Poisoning

I noticed something odd about the Yushchenko poisoning case and now Michael Fumento has spelled it all out. Remember all the horrors about dioxin in Love Canal and the series of lawsuits that resulted? Now we know that getting enough dioxin in your soup to raise blood levels to 6,000 times normal will make you extremely sick, but it seems that even that won’t kill you. It’s really bad stuff in very large and concentrated doses, but the minute quantities that caused such a ruckus in the past didn’t warrant all the EPA edicts, the law suits, the payouts, and the billions in cleanup costs that followed. We’re all poorer (and therefore less healthy) as a result of hysterical overreactions to miniscule quantities of substances that, in huge concentrations, will make you very sick but evidently will not kill you. (That’s also true of those that will kill you in sufficiently large doses, but which can even be life saving in small or moderate doses: water, vitamins, medications, minerals, etc.)

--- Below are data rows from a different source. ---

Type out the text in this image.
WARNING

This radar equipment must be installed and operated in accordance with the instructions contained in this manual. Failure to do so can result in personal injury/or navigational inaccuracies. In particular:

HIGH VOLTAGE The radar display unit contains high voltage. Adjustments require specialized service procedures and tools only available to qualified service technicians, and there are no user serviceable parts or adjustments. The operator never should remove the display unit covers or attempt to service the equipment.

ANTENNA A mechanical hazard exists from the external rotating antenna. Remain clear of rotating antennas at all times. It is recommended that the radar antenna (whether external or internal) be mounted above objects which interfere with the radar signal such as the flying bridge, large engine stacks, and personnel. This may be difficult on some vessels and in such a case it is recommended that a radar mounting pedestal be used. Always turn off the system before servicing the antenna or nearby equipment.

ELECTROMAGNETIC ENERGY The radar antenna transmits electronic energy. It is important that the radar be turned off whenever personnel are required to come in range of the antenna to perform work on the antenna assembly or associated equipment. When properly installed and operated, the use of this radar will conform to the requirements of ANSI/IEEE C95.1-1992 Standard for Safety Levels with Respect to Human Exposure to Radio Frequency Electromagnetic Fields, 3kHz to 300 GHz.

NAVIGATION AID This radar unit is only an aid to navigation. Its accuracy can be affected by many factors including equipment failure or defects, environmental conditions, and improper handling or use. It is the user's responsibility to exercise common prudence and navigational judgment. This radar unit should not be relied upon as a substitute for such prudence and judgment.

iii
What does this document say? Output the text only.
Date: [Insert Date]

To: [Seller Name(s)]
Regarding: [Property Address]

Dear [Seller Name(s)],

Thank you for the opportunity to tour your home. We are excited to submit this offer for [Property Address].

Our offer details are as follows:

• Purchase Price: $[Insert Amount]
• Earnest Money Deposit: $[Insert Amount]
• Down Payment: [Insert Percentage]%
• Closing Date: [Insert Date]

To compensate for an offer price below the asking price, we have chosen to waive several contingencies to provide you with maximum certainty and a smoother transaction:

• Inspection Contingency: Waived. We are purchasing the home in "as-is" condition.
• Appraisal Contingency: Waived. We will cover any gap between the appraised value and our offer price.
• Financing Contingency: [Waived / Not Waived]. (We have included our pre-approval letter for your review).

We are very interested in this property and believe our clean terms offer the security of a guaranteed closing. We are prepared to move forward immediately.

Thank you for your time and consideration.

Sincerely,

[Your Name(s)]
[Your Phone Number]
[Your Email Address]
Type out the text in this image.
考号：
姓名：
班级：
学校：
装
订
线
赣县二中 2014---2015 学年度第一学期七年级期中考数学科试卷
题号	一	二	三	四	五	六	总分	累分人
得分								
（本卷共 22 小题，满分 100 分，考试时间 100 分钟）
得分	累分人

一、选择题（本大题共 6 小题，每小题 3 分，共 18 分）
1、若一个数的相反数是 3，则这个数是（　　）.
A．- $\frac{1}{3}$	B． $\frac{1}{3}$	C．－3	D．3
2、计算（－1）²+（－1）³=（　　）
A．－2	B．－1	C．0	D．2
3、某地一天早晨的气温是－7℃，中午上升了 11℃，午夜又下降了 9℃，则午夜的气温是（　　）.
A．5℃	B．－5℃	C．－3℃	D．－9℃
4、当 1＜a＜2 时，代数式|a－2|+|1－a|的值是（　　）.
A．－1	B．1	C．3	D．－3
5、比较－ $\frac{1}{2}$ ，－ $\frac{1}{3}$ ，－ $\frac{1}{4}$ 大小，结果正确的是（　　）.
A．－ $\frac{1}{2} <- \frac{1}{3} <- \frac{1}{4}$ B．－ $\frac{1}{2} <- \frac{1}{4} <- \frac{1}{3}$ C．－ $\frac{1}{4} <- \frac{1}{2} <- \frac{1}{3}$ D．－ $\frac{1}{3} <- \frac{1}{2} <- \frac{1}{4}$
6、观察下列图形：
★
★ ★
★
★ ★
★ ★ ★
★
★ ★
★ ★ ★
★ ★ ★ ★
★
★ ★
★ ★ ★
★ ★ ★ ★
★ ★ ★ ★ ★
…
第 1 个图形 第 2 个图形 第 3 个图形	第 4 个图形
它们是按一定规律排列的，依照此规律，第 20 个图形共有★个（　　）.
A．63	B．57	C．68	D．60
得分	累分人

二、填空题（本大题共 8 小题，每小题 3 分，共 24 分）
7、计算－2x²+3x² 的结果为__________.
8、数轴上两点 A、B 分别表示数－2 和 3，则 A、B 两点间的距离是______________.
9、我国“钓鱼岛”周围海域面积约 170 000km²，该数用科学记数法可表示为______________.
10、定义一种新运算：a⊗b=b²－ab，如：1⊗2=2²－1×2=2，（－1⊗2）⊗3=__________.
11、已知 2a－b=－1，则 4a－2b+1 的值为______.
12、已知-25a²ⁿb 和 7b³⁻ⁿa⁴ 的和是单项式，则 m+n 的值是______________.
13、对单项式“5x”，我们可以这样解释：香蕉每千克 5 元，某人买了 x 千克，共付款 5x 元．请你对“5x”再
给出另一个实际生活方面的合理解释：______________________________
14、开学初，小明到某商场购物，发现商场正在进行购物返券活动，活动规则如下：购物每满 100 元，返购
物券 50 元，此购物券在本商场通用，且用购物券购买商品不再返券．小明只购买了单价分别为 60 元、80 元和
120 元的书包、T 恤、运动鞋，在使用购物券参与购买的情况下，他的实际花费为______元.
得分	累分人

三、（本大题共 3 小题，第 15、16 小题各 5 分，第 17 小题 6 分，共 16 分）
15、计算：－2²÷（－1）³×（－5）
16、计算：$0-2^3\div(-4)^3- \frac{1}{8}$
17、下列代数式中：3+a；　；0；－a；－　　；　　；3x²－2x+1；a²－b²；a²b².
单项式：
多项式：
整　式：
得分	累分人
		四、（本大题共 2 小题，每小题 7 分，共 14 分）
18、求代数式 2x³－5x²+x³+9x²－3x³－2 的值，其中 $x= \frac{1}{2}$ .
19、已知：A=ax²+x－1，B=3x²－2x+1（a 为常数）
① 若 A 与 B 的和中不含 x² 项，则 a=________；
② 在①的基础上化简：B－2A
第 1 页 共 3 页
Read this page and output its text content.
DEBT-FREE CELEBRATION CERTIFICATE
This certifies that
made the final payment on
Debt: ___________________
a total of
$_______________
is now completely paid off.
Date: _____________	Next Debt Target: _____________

One Response to “Poisoning”

  1. Adam Allouba

    Boy, Tom, what an impolite and inappropriate observation to make. Next you’ll be asking Senator McCain where Congress gets the power to regulate steroid use. 😉

    Your comments function on the Hitler-as-tax-evader post seems to be malfunctioning, so I’ll mention this here. When I read that article I thought, here it comes: from now on, the left will throw “Hitler was a tax dodger!” in the face of anyone who’s against taxation. Kind of like the right throws “Hitler was a vegetarian!” at anyone who thinks animals deserve not to be tortured in factory farms.